È sufficiente per tranquillizzare il Caro Leader Cinque Stelle? Ovviamente no. Perché il suo esercito di fedeli non è così fedele. I suoi parlamentari (più di quaranta) si fanno affascinare da questo progetto di intergruppo parlamentare che metterebbe assieme la sensibilità condivisa di Pd, Sel e dell'ala sinistra del Movimento. Un esperimento già iniziato sugli F35, con una commissione, interparlamentare appunto, alla quale dovrebbero partecipare trenta grillini.
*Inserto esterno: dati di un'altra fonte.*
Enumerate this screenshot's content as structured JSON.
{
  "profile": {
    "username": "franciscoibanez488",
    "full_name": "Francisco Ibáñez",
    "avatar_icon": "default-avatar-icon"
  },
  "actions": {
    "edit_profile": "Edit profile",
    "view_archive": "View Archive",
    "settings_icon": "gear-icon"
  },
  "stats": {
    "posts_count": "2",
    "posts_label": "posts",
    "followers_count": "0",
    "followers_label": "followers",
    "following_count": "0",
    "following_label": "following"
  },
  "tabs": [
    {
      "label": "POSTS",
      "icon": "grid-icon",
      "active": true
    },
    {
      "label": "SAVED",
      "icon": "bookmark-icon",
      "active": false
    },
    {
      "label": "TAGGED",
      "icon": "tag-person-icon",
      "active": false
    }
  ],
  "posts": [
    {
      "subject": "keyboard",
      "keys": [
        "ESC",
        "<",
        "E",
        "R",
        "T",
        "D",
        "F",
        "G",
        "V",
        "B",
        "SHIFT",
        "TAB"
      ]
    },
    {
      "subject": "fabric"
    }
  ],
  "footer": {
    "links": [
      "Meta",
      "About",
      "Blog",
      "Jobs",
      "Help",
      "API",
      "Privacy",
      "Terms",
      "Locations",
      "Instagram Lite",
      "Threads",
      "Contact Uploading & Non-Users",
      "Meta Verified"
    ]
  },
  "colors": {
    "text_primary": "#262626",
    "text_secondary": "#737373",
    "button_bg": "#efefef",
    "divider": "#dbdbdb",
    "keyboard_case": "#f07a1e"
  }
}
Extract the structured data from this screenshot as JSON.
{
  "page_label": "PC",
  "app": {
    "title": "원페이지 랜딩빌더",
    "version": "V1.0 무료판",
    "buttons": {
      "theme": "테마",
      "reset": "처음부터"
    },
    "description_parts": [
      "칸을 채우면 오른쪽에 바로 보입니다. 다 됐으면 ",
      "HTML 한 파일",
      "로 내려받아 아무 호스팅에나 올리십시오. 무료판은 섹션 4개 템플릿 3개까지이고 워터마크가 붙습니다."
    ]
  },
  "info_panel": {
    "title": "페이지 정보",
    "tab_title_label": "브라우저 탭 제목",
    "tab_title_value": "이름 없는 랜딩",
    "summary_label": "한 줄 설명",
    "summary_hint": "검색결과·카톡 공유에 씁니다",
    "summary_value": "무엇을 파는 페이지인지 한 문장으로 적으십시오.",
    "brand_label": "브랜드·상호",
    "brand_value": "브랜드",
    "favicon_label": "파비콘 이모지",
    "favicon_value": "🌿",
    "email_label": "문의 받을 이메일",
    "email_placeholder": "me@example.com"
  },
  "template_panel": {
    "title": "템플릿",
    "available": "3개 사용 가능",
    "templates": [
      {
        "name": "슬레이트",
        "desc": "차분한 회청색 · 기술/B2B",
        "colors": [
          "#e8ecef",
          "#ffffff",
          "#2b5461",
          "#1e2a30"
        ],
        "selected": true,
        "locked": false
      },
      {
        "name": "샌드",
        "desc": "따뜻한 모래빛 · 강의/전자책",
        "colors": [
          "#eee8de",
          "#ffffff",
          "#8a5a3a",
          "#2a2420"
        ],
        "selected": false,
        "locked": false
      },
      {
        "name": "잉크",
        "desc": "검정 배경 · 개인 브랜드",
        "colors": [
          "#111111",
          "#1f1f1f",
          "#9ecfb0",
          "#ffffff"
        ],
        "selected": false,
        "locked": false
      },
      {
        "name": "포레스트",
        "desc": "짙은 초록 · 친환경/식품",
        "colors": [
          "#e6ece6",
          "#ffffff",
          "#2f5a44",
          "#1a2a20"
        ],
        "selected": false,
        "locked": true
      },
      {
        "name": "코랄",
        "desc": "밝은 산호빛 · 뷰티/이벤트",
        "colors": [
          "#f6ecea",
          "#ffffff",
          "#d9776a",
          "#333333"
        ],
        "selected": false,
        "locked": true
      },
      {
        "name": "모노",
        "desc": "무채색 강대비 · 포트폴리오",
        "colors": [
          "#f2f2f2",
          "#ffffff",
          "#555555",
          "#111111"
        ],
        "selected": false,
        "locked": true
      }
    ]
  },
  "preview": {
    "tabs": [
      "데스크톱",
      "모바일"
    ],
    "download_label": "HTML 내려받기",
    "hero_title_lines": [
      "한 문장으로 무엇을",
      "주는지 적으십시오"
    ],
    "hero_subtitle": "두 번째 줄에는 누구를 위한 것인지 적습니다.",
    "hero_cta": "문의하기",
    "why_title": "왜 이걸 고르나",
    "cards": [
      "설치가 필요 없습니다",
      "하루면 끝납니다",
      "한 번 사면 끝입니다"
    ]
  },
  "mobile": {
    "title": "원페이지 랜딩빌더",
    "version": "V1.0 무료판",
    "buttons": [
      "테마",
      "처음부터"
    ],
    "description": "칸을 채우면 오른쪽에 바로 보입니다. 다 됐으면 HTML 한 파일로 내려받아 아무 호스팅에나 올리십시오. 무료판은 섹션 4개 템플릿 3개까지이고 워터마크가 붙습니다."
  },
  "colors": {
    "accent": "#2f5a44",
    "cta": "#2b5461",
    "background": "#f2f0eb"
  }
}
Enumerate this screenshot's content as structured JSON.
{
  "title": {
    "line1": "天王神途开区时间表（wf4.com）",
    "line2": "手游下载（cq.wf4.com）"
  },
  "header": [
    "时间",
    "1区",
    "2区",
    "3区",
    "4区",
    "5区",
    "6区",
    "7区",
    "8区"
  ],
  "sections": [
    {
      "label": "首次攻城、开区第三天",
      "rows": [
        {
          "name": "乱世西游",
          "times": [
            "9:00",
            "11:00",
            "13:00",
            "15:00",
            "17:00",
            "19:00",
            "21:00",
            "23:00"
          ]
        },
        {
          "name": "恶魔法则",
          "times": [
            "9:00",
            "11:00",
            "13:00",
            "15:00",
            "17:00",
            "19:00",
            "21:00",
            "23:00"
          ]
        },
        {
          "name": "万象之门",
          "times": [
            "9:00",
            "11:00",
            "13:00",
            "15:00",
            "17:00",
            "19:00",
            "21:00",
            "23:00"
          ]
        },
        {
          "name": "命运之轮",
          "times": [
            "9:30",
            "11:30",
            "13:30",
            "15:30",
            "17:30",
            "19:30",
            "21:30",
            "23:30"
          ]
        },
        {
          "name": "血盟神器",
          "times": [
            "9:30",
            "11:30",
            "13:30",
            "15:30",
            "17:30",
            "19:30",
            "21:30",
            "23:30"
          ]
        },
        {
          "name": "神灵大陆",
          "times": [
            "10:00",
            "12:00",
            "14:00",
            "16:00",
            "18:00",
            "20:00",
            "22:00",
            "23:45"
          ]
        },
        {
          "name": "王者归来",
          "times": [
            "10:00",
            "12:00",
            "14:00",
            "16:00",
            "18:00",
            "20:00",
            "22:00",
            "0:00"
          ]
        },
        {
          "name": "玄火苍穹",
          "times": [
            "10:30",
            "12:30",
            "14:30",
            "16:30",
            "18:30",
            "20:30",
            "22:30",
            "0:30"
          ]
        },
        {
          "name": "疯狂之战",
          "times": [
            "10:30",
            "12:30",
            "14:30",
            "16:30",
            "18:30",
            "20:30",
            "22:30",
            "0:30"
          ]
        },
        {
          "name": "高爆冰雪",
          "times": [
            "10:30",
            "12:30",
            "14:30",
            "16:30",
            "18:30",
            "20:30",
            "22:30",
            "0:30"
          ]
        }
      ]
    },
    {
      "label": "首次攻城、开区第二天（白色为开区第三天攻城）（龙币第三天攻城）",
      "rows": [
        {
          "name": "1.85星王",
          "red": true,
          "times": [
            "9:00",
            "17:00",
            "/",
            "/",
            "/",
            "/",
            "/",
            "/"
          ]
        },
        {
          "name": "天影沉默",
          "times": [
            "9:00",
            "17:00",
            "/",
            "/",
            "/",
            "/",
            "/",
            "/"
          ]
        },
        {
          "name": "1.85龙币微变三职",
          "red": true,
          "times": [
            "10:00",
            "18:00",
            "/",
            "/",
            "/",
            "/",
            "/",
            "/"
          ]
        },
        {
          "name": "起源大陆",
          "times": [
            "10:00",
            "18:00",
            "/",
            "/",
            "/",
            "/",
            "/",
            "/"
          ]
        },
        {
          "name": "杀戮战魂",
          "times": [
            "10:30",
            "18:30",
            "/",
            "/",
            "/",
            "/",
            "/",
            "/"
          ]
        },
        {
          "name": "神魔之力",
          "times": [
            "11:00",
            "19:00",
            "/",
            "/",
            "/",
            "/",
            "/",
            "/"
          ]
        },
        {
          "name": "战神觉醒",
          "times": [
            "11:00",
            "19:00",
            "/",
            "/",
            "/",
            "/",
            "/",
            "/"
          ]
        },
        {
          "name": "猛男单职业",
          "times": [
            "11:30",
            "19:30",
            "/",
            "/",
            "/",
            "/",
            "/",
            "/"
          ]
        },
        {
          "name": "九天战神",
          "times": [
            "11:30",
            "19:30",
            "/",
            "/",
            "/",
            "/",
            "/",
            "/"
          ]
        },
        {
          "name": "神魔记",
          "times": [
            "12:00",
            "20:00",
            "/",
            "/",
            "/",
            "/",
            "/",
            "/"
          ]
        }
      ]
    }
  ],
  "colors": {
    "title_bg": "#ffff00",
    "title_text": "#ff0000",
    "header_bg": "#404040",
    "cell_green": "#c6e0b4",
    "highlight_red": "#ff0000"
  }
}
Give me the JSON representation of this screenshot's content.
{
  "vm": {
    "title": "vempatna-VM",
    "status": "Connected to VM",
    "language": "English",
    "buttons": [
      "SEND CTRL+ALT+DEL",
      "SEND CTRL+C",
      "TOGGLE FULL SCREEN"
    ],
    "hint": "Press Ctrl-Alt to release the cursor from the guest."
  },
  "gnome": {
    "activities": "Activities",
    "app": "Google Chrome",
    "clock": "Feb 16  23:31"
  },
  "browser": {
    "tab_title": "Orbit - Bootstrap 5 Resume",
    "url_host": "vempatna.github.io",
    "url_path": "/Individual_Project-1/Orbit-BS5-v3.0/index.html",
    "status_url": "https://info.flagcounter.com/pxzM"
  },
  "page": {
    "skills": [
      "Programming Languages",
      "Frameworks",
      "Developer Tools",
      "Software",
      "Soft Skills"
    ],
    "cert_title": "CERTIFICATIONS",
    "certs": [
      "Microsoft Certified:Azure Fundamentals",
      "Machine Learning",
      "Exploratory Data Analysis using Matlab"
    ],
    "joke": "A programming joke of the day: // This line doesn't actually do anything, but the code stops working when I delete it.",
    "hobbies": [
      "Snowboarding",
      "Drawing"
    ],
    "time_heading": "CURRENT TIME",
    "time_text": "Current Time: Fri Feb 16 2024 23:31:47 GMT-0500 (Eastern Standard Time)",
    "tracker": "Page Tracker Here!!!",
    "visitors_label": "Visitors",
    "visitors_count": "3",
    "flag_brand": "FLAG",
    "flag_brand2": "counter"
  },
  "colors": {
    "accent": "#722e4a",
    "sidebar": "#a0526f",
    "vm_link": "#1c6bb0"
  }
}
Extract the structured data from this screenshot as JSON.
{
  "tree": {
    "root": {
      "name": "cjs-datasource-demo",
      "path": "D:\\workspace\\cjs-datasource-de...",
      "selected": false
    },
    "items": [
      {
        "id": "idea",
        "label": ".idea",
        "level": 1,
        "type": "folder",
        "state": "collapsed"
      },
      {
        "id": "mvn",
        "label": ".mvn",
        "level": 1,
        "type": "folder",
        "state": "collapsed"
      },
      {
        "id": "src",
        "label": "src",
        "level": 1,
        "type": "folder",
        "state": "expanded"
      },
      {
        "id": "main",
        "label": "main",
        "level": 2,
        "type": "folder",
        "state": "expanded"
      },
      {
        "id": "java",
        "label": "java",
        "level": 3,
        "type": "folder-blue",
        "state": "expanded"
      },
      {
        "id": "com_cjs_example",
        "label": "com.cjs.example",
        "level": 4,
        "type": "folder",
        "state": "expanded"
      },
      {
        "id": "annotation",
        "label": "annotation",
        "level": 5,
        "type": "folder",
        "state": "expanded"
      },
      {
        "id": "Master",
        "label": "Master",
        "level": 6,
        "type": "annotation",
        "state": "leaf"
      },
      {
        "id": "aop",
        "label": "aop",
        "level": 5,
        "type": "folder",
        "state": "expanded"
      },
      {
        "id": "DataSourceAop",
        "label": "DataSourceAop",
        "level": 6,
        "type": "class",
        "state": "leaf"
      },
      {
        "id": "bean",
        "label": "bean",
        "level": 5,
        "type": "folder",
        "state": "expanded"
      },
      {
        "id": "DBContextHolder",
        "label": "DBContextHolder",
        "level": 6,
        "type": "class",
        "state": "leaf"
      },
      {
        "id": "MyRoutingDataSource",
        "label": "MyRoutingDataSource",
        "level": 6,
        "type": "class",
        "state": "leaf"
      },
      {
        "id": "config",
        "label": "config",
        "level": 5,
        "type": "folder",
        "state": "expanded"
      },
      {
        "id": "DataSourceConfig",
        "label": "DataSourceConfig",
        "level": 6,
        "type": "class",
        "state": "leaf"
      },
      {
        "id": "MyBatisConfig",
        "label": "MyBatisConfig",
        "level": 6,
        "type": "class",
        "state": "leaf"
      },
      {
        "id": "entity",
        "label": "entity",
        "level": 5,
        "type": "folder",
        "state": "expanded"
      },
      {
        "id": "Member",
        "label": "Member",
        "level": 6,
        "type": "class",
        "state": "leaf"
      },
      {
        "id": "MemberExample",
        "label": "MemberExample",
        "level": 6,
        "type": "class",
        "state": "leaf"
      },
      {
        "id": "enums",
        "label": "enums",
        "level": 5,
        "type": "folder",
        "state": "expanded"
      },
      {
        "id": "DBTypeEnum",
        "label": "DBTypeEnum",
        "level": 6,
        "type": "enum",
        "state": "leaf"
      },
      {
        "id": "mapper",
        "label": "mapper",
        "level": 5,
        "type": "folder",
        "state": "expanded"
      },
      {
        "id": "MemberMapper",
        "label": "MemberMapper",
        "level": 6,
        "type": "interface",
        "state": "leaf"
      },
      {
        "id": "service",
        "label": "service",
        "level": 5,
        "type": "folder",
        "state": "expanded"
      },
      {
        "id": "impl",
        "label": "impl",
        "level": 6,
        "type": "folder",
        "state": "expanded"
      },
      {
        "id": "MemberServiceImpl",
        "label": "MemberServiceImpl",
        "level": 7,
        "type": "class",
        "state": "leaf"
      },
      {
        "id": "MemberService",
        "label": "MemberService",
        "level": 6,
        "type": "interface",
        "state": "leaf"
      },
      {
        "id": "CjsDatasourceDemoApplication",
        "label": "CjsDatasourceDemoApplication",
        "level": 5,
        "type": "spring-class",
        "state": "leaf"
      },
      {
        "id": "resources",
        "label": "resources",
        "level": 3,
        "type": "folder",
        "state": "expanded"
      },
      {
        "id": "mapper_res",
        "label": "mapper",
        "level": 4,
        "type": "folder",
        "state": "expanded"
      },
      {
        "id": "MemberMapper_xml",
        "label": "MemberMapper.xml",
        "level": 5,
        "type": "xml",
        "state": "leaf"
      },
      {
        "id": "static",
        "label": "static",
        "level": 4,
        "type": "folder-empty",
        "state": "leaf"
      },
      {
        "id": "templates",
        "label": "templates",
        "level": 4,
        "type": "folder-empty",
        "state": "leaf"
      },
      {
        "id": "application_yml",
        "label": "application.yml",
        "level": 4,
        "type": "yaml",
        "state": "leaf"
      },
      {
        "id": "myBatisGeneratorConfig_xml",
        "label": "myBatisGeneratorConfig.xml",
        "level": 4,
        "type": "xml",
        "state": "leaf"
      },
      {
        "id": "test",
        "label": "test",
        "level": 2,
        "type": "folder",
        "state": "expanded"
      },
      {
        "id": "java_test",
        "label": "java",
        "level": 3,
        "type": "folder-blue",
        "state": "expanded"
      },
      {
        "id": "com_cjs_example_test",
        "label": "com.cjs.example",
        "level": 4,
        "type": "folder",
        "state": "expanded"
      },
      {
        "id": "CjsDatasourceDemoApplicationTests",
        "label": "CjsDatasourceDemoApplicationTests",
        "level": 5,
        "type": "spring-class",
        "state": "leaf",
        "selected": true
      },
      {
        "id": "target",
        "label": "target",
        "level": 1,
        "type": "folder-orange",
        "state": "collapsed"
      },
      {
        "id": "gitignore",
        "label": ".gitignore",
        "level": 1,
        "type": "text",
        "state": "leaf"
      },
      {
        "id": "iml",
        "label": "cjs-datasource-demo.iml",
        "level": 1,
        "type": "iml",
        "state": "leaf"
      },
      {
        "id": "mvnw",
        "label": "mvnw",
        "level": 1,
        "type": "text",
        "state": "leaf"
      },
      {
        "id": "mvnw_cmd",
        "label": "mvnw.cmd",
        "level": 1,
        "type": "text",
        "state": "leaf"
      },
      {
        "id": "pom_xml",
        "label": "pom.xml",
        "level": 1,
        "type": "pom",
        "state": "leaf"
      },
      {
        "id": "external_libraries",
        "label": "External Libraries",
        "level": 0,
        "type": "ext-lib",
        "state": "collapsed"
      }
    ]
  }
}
E proseguito con il voto compatto sulla mozione Giachetti (Pd) sulla riforma elettorale. Dove si arriva di questo passo?

Qual è la distanza tra la collaborazione, l'inciucio e la frattura interna? Ecco che cosa terrorizza Grillo. Una forza più sofisticata della sua - Rodotà appunto (che domenica a Bologna incontrerà il piddino Pippo Civati all'iniziativa promossa da Libertà e Giustizia), Settis, ma anche Barca, Cofferati, gli OccupyPd, un po' di pentastellati - che lo renda irrilevante. Un incubo che non se ne vuole andare, mentre i suoi parlamentari continuano a discutere sul trattamento che proprio lui - come se lo si potesse discutere - ha riservato al Professore. Tommaso Currò, il primo dissenziente, in Transatlantico si defila.

«No voglio dire niente». Ma quello che aveva in testa lo ha già scritto su Facebook. «In Assemblea ho proposto che si discutesse del voto delle amministrative e la sortita di Grillo su Rodotà». La maggioranza gli ha detto di no. Ma trenta colleghi (su poco più di sessanta presenti) erano al suo fianco. La divisone forse più evidente di questi mesi complicati.

«Grillo su Rodotà è indifendibile. E adesso basta con la minaccia di espulsione per chi esprime un'opinione diversa», sottolinea il senatore Battista. Diversità nette. E allora forse aveva ragione Nietzsche: «bisogna avere un caos dentro di sé per partorire una stella danzante». Figurarsi per partorirne cinque senza vederle brillare in un altro cielo.